B.                 Demandeurs

[15]           Les demandeurs disent que les arguments des défendeurs se fondent sur une interprétation étroite et stricte de la LTELI. Ils disent qu’une telle interprétation mène à des résultats absurdes et ne peut pas être réconciliée avec la LTELI, le traité ou d’autres lois fédérales.

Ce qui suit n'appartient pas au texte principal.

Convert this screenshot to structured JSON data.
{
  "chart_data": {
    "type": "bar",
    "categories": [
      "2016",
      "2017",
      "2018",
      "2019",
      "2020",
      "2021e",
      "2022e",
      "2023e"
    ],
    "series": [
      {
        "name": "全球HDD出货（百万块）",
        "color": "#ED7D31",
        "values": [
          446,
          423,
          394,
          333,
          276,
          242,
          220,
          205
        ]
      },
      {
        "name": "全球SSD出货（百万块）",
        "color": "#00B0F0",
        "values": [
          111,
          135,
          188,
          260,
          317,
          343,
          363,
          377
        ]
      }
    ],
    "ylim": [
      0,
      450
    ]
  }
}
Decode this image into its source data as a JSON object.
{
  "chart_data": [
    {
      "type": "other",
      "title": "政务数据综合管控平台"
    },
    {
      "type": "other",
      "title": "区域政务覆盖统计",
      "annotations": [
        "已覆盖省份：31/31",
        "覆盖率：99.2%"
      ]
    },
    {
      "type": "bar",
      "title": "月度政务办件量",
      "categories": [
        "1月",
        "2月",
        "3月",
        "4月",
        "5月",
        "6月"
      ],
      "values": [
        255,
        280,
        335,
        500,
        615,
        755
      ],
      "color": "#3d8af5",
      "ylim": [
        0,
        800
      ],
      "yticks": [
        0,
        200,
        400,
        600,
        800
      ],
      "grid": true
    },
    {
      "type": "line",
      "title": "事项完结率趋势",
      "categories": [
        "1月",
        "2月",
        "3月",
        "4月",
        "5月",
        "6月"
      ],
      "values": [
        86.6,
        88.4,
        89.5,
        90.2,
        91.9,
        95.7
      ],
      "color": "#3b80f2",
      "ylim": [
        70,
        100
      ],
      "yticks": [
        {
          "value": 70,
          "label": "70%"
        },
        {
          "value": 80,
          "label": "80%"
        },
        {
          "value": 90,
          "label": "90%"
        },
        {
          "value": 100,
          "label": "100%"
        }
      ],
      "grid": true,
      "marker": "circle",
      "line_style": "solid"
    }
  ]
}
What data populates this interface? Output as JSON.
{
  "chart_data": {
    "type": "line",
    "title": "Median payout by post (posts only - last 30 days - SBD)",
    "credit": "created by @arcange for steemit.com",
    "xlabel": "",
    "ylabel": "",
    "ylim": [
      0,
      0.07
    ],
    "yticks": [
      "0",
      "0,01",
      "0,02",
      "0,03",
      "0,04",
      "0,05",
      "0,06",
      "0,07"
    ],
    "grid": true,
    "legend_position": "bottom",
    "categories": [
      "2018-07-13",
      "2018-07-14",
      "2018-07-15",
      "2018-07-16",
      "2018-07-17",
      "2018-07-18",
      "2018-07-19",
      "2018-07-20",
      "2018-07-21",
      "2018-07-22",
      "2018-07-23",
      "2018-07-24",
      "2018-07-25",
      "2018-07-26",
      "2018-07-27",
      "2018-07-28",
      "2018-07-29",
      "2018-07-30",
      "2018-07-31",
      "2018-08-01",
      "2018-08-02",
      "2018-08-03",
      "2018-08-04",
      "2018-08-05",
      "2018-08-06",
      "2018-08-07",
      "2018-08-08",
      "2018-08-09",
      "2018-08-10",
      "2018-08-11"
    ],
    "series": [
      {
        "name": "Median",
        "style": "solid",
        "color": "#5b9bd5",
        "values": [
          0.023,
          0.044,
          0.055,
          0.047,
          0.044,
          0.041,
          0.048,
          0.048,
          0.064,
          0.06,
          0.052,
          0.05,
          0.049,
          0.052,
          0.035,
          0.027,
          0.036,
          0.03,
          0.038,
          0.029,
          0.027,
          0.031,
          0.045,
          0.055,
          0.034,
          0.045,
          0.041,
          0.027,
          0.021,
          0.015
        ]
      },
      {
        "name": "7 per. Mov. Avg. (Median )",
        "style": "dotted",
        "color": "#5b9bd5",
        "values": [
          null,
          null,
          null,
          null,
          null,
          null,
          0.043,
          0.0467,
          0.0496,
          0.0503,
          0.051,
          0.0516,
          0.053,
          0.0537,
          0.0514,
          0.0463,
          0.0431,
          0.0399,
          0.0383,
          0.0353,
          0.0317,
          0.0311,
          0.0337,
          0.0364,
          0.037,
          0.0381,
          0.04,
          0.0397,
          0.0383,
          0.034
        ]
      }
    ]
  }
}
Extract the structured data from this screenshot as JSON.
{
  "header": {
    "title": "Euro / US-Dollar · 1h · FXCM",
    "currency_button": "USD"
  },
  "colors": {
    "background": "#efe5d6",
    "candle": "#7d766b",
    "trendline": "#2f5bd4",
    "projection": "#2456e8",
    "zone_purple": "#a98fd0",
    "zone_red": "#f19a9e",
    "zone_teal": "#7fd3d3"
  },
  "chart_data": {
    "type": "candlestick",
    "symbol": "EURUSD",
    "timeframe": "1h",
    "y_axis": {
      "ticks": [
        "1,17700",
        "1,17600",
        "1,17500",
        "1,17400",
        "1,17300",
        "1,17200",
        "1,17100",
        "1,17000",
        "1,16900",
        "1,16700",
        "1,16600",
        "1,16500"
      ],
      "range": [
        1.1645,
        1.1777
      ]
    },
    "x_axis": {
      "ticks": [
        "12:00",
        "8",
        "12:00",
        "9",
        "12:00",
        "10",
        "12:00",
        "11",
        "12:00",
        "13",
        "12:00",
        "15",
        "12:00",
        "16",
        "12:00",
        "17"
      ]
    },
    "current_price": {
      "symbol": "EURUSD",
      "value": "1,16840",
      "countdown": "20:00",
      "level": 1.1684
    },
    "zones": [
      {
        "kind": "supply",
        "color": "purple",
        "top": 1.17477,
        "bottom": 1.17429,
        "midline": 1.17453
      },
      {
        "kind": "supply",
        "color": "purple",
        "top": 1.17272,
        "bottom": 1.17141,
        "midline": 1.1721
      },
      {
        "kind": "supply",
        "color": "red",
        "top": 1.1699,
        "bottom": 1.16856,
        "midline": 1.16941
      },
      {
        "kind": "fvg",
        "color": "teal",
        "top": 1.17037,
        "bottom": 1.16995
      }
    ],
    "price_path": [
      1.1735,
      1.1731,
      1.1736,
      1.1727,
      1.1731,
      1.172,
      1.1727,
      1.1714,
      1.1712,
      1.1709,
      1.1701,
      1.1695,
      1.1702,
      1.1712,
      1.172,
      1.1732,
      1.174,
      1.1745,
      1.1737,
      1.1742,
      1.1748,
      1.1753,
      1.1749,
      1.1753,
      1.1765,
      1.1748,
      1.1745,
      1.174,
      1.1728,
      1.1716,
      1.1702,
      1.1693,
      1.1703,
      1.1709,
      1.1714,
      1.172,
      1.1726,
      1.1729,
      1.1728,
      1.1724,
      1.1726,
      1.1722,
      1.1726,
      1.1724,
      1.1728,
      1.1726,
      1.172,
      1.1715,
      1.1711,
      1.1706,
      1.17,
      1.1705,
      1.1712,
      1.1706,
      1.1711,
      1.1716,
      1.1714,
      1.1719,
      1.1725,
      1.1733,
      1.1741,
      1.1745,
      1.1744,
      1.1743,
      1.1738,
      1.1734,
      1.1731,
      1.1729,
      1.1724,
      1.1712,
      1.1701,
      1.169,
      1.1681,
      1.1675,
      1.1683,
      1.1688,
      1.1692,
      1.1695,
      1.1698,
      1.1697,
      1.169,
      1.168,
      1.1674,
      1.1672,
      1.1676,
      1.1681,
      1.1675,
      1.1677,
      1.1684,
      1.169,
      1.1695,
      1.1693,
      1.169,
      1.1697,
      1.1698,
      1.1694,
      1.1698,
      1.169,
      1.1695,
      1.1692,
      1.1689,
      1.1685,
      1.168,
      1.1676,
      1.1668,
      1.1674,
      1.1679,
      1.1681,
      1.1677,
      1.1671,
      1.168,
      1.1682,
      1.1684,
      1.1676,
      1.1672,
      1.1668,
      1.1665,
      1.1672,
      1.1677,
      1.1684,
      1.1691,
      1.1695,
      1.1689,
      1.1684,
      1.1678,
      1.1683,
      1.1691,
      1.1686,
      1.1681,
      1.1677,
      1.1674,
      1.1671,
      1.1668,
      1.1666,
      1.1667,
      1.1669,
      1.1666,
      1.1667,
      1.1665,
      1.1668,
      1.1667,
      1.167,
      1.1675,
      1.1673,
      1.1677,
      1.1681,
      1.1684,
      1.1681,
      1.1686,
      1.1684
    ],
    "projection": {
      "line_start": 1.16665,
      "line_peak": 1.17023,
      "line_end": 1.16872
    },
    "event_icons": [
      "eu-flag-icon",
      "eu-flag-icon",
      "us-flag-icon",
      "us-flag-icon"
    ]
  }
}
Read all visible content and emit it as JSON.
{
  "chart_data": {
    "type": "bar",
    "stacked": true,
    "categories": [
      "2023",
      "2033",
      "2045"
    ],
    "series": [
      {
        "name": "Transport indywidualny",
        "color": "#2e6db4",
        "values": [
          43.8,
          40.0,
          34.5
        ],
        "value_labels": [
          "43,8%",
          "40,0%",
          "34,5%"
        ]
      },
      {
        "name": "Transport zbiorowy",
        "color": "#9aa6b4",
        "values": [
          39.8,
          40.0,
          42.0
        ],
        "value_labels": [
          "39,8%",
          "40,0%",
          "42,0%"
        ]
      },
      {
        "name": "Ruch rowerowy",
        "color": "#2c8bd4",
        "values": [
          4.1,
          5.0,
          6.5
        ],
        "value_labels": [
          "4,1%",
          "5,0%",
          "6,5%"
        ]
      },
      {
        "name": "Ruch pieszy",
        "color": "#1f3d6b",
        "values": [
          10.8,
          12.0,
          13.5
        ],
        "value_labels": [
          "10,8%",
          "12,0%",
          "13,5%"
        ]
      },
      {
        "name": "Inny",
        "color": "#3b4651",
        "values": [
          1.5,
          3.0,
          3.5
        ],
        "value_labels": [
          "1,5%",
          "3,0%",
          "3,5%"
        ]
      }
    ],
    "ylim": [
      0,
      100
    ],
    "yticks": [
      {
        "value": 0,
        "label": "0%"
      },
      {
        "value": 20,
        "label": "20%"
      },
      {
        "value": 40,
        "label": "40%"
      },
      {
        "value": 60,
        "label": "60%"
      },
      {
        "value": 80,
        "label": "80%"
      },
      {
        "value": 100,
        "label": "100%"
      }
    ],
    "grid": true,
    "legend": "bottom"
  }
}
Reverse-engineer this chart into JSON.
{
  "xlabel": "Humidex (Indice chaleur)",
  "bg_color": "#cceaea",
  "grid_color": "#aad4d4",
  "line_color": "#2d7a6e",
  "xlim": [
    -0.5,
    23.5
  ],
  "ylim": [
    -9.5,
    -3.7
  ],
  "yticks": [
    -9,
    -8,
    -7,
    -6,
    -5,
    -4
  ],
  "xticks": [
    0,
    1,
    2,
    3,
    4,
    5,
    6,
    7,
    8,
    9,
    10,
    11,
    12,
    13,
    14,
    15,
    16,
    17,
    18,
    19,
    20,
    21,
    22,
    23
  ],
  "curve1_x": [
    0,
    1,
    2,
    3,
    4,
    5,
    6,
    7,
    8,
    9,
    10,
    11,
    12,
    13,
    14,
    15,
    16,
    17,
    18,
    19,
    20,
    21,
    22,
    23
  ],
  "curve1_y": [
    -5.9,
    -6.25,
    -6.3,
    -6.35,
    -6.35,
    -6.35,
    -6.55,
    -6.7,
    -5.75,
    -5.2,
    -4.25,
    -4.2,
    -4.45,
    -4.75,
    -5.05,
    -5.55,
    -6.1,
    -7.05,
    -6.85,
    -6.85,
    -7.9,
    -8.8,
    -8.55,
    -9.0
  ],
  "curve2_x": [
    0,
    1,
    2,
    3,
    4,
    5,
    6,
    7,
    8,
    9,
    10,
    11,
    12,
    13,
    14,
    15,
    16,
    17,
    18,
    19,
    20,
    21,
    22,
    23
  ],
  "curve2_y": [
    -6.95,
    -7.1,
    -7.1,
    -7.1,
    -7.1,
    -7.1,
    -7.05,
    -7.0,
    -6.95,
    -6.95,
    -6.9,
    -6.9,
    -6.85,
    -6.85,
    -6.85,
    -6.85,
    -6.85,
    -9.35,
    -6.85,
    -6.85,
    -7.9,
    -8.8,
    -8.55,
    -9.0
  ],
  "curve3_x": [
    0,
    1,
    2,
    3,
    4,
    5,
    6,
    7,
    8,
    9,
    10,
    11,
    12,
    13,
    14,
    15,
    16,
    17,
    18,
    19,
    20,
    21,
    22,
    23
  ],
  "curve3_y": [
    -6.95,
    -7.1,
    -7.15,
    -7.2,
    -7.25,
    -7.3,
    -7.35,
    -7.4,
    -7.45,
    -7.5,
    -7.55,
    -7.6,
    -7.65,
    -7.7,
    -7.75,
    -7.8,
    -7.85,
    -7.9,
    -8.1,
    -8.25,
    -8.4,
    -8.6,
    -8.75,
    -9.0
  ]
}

[16]           Les demandeurs ajoutent qu’une lecture simple et téléologique du traité et de la LTELI indique clairement que la Cour fédérale a la compétence voulue pour trancher cette affaire. En outre, toutes les aides extrinsèques à l’interprétation renforcent le fait que l’article 4 de la LTELI accorde aux demandeurs un recours en conséquence de la conduite des défendeurs au Canada, et ce recours ne dépend pas du sens de l’écoulement de l’eau à la frontière.

V.                ANALYSE

A.                Introduction

[17]           La présente action a été instituée en 2004 et, pourtant, la question fondamentale de compétence vient tout juste d’être soumise à l’examen de la Cour. Le procès a duré trois semaines et les demandeurs ont présenté les éléments de preuve pour l’ensemble de leur cause, sauf quelques détails qui seront réglés lorsque la Cour reprendra ses travaux pour terminer le procès en octobre 2016.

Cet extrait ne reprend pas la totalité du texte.